The May 2021 elections for the Madrid Autonomous Region saw another possible glimpse towards the future with a landslide victory (44.7% of the popular vote and 65 seats) by PP leader Isabel Diaz Ayuso, but VOX still garnered 9.5% of vote and gained one additional seat (for a total of 13 seats). Diaz Ayuso still needed the support of VOX to get a legislative majority. She also seems to be a rare PP politician who is not vicerally hostile to VOX, as seems to be the case with PP national leader Pablo Casado, who seems uneasy with female rivals like Diaz Ayuso and loses no opportunity to fiercely criticize VOX. Indeed, the left attacked Diaz Ayuso for somehow “copying” the VOX narrative. In this example, VOX succeeded in maintaining its share of the vote and its key king-making role but came nowhere near matching the PP leader. But Diaz Ayuso’s victory was extremely unusually in the Spanish context.
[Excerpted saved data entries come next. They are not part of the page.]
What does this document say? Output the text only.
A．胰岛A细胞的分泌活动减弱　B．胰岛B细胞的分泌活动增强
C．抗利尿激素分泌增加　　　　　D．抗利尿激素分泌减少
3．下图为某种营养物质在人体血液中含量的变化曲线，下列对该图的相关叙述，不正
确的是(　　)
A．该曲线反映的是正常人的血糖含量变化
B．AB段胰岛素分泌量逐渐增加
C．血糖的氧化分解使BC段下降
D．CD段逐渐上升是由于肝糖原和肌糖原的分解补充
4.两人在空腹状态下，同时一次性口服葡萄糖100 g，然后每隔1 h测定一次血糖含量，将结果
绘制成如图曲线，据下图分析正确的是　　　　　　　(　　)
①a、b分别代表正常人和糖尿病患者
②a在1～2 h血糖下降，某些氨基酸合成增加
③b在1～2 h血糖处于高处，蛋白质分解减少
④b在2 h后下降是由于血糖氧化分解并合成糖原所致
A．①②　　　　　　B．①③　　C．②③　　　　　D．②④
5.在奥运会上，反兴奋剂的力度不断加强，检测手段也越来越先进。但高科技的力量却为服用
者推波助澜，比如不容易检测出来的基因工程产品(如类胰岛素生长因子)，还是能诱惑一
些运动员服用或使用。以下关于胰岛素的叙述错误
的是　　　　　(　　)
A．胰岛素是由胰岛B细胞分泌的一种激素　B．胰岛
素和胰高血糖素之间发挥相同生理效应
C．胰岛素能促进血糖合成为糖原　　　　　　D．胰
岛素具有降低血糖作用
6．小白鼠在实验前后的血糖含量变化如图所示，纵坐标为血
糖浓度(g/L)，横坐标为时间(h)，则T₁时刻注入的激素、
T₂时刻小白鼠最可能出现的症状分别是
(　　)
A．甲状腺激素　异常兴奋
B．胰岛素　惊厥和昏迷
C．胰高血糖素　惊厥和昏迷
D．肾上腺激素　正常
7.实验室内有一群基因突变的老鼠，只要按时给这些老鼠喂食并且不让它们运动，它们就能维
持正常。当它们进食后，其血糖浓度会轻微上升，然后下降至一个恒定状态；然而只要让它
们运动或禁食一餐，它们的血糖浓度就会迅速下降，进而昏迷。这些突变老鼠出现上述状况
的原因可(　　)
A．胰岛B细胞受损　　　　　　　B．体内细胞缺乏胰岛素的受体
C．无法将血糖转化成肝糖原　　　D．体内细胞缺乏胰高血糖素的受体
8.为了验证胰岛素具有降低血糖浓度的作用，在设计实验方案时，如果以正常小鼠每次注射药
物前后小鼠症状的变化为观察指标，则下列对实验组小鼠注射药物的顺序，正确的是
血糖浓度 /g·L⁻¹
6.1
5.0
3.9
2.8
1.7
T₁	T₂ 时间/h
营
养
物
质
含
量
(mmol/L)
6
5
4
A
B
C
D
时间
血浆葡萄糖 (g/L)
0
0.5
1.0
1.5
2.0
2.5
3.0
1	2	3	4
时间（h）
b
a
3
It is hard to believe that the bland Pablo Casado could pull off the same success. Polls today in Spain show that if elections were held today that Casado’s PP would win, followed by PSOE, and then VOX, and that Casado would still need VOX’s help to govern. This time VOX’s price is bound to be high.
What the PP wants is not VOX’s leadership, renegades from the mothership, but its voters. But it has not quite figured out how to do so. The party’s barons seem to be more comfortable in leaning more towards demonizing VOX than in targeting the Spanish Left. But if the partying and the speeches at Viva21 are any indication, the VOX voter is home to stay and not going anywhere.
Alberto M. Fernandez is a former U.S. diplomat and Vice President of the Middle East Media Research Institute (MEMRI) in Washington, D.C.
A revised version of this essay appears in the Winter 2021 edition of The European Conservative, Number 21: 30-35.